Reputation: 1156
How the tryout.main() cout is executed first and then prints main() function cout and finally printing the return value of tryout.main(). This is bit confusing. can any one explain it?
#include<iostream>
using namespace std;
class TryOut
{
public:
int main()
{
std::cout<<"In TryOut Main Function "<<std::endl;
return 0;
}
};
int main(int argc, char **argv)
{
TryOut tryout;
std::cout<<"In Main function: "<<tryout.main()<<std::endl;
return 0;
}
Output:
In TryOut Main Function
In Main function: 0
Upvotes: 0
Views: 659
Reputation: 22271
This is an edited answer. I was proven wrong by Igor Tandetnik, and since my answer was (incorrectly) accepted and highest voted, I decided to rewrite it to make it correct.
In our case
foo() = ostream& ostream::operator<<(const char*)

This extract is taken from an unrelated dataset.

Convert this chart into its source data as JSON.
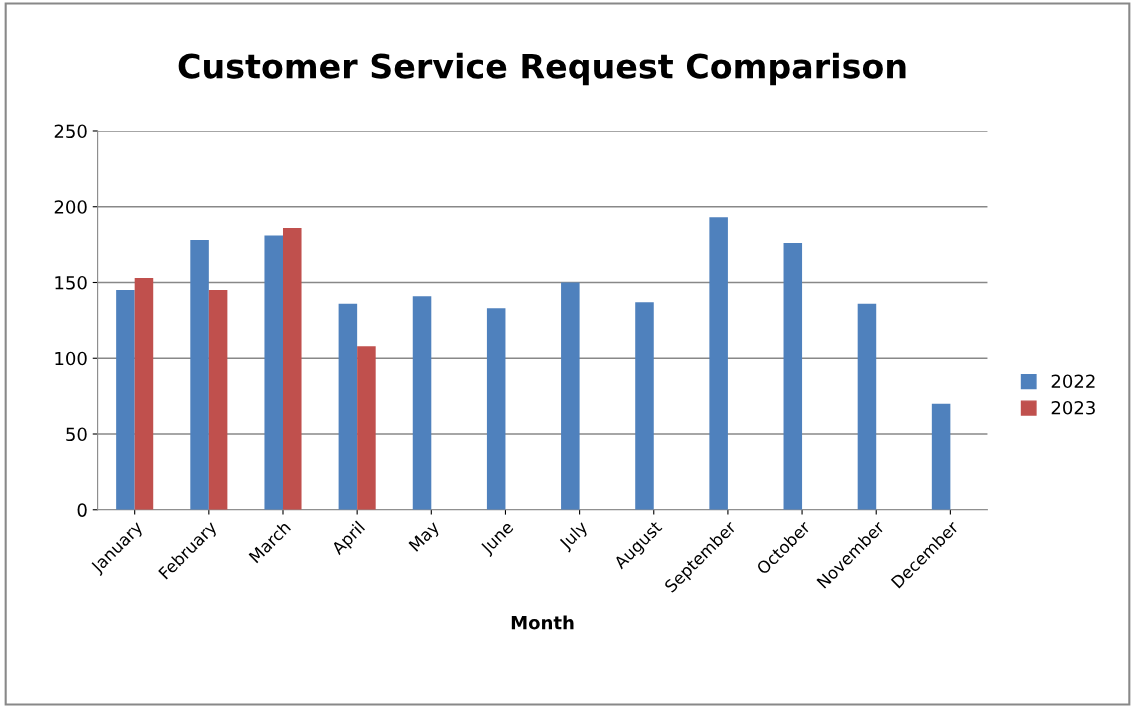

The order of execution in a sequence of:
obj.foo("str").foo(fun())
may be either:
obj.foo("str");
fun();
obj.foo(fun_res);
or
fun();
obj.foo("str");
obj.foo(fun_res);
In your case the latter happened, but the former is also a valid execution order.
The order guarantees are as follows:
fun()
will happen before obj.foo(fun_res)
, because the result of foo is required for that call, obj.foo("str")
will happen before obj.foo(fun_res)
.Hence the abovementioned two cases are possible.
Upvotes: 4
Reputation: 24269
"<<" in C++ is actually syntactic sugar, when you do
cout << "Hello"
you're actually calling either
ostream& operator<<(ostream&, const char*)
or
ostream& ostream::operator<<(const char*)
For convenience, I'm going to assume the latter. When you write
std::cout<<"In Main function: "<<tryout.main()<<std::endl;
this would compile to
cout.operator<<("In Main function: ").operator<<(tryout.main()).operator<<(std::endl);
So the code you wrote as
<<tryout.main()<<
says: "call tryout.main(), capture the return value, and pass that to "ostream::operator<<(int)", using the ostream returned by the previous <<.
So - now tryout.main() is called and executed, which does it's own output, quite independently, and then returns 0.
Now your main function is able to finish it's call chain with the return value of 0 as an argument.
Was there a reason you were not able to step through this with a debugger?
Upvotes: 0
Reputation: 52621
The order of evaluation of subexpressions within an expression is, in general, unspecified. tryout.main()
may be legally called before or after std::cout<<"In Main function: "
is executed. In your case, it happens to be called before.